The Doctor gave a sad little smile. Spread his hands to indicate the lab around them, the broken TARDIS. “Take a look, Jo. I rather think it has.”

“But that’s not your fault!” Jo insisted. “That’s all down to the other Time Lords.” She frowned. “Bit of an odd punishment though, if they didn’t want you to chase after humans. Sticking you on a planet full of us, I mean.
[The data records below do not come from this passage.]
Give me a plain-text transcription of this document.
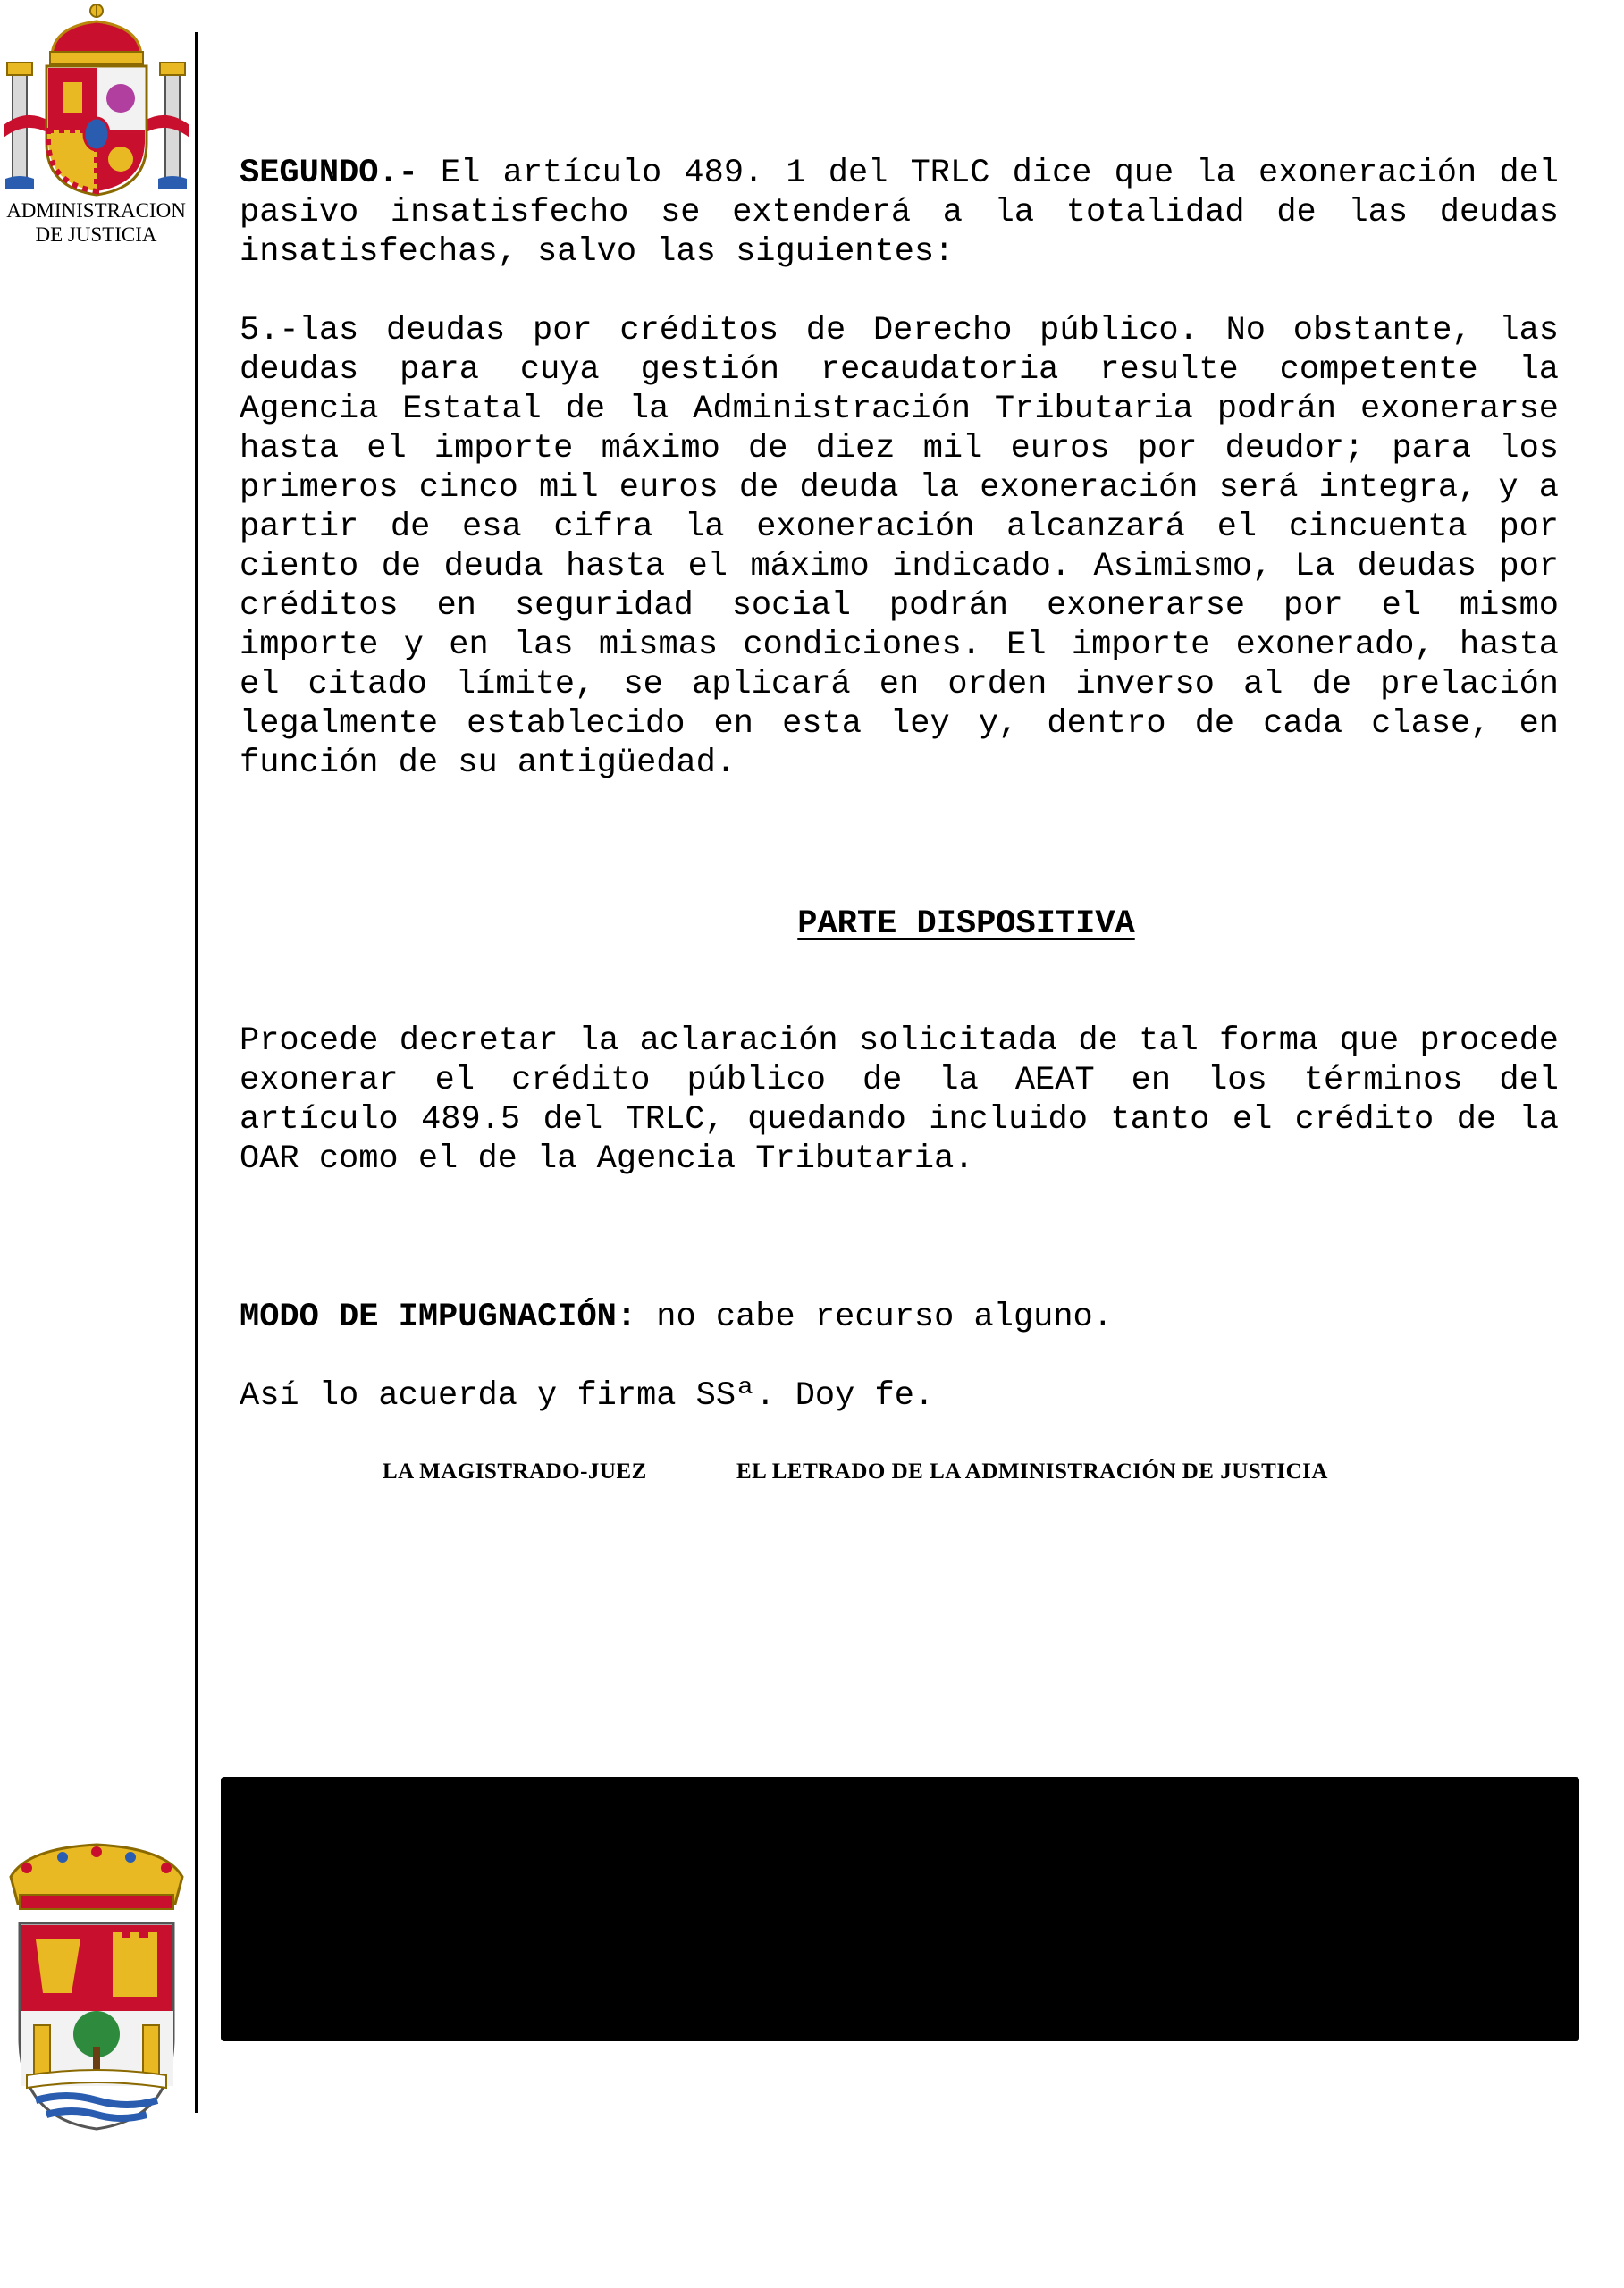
ADMINISTRACION
DE JUSTICIA

SEGUNDO.- El artículo 489. 1 del TRLC dice que la exoneración del pasivo insatisfecho se extenderá a la totalidad de las deudas insatisfechas, salvo las siguientes:

5.-las deudas por créditos de Derecho público. No obstante, las deudas para cuya gestión recaudatoria resulte competente la Agencia Estatal de la Administración Tributaria podrán exonerarse hasta el importe máximo de diez mil euros por deudor; para los primeros cinco mil euros de deuda la exoneración será integra, y a partir de esa cifra la exoneración alcanzará el cincuenta por ciento de deuda hasta el máximo indicado. Asimismo, La deudas por créditos en seguridad social podrán exonerarse por el mismo importe y en las mismas condiciones. El importe exonerado, hasta el citado límite, se aplicará en orden inverso al de prelación legalmente establecido en esta ley y, dentro de cada clase, en función de su antigüedad.

PARTE DISPOSITIVA

Procede decretar la aclaración solicitada de tal forma que procede exonerar el crédito público de la AEAT en los términos del artículo 489.5 del TRLC, quedando incluido tanto el crédito de la OAR como el de la Agencia Tributaria.

MODO DE IMPUGNACIÓN: no cabe recurso alguno.
Así lo acuerda y firma SSª. Doy fe.
LA MAGISTRADO-JUEZ	EL LETRADO DE LA ADMINISTRACIÓN DE JUSTICIA
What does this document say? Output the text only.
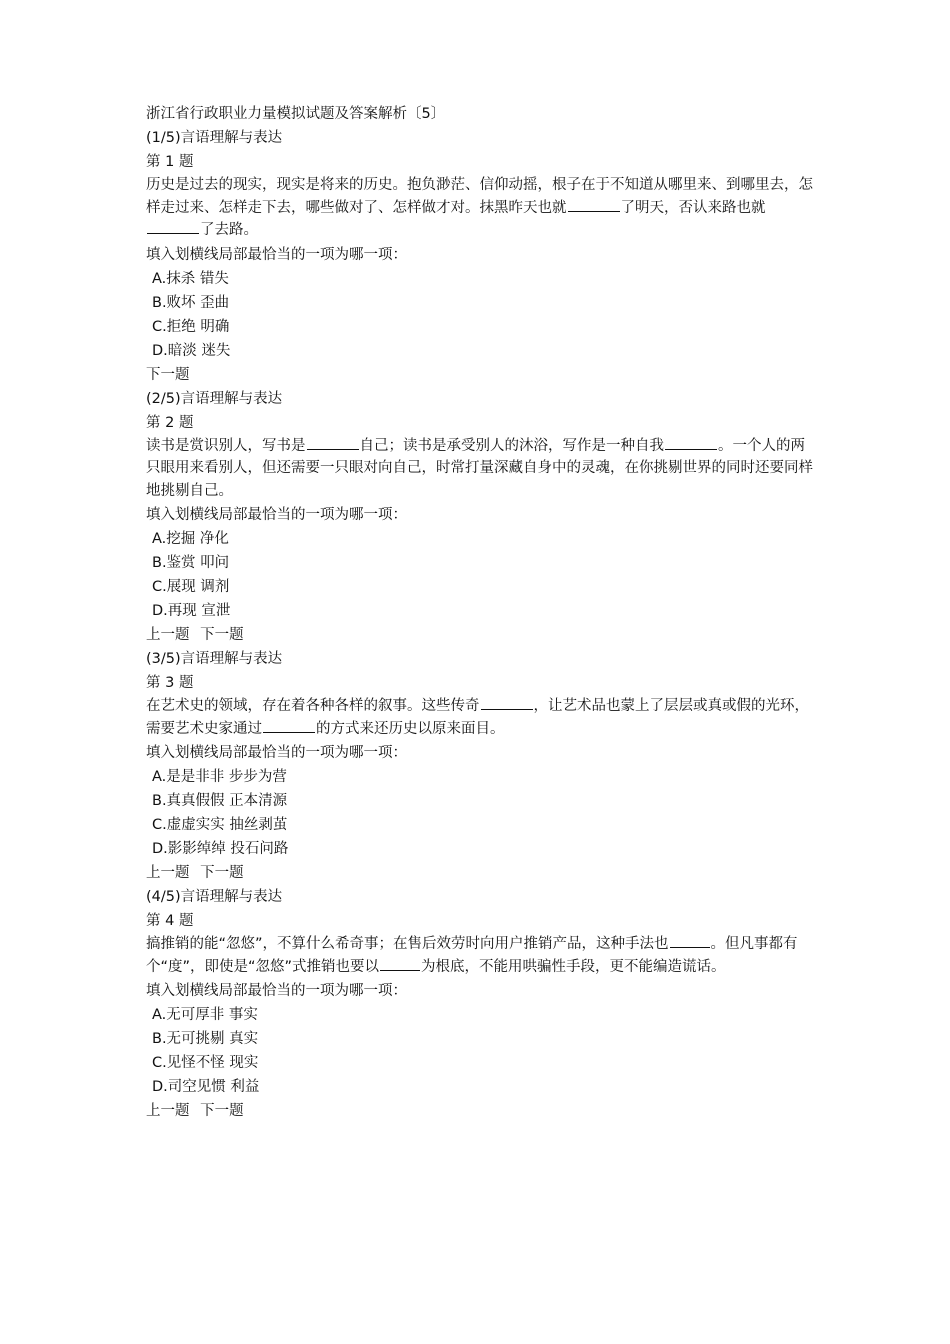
浙江省行政职业力量模拟试题及答案解析〔5〕
(1/5)言语理解与表达
第 1 题
历史是过去的现实，现实是将来的历史。抱负渺茫、信仰动摇，根子在于不知道从哪里来、到哪里去，怎样走过来、怎样走下去，哪些做对了、怎样做才对。抹黑昨天也就	了明天，否认来路也就了去路。
填入划横线局部最恰当的一项为哪一项：
A.抹杀 错失
B.败坏 歪曲
C.拒绝 明确
D.暗淡 迷失
下一题
(2/5)言语理解与表达
第 2 题
读书是赏识别人，写书是	自己；读书是承受别人的沐浴，写作是一种自我	。一个人的两只眼用来看别人，但还需要一只眼对向自己，时常打量深藏自身中的灵魂，在你挑剔世界的同时还要同样地挑剔自己。
填入划横线局部最恰当的一项为哪一项：
A.挖掘 净化
B.鉴赏 叩问
C.展现 调剂
D.再现 宣泄
上一题 下一题
(3/5)言语理解与表达
第 3 题
在艺术史的领域，存在着各种各样的叙事。这些传奇	，让艺术品也蒙上了层层或真或假的光环，需要艺术史家通过	的方式来还历史以原来面目。
填入划横线局部最恰当的一项为哪一项：
A.是是非非 步步为营
B.真真假假 正本清源
C.虚虚实实 抽丝剥茧
D.影影绰绰 投石问路
上一题 下一题
(4/5)言语理解与表达
第 4 题
搞推销的能“忽悠”，不算什么希奇事；在售后效劳时向用户推销产品，这种手法也	。但凡事都有个“度”，即使是“忽悠”式推销也要以	为根底，不能用哄骗性手段，更不能编造谎话。
填入划横线局部最恰当的一项为哪一项：
A.无可厚非 事实
B.无可挑剔 真实
C.见怪不怪 现实
D.司空见惯 利益
上一题 下一题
Must be like getting stranded at a buffet.”

Anger lightning-flashed in the Doctor’s eyes and he stood abruptly, the legs of his chair scraping back harsh against the floor. “Josephine Grant, if you think so little of me that I would endanger my friends by giving the Time Lords an excuse to repeat what they did to—” His voice didn’t quite crack on the beginning of the name, but the shape of it caught in his throat and he wheeled away from her, bracing himself against the countertop and breathing heavily.

He expected her to rush to his side and torpedo him with a barrage of questions and concerns, but there was only silence, and then some rustling and clinking as she stood up and moved about. A few minutes later there was a cup of tea at his right hand, and a small, heavily ringed hand resting against his back. A soft head of shaggy blonde hair resting against his shoulder. Her breaths keeping time with his.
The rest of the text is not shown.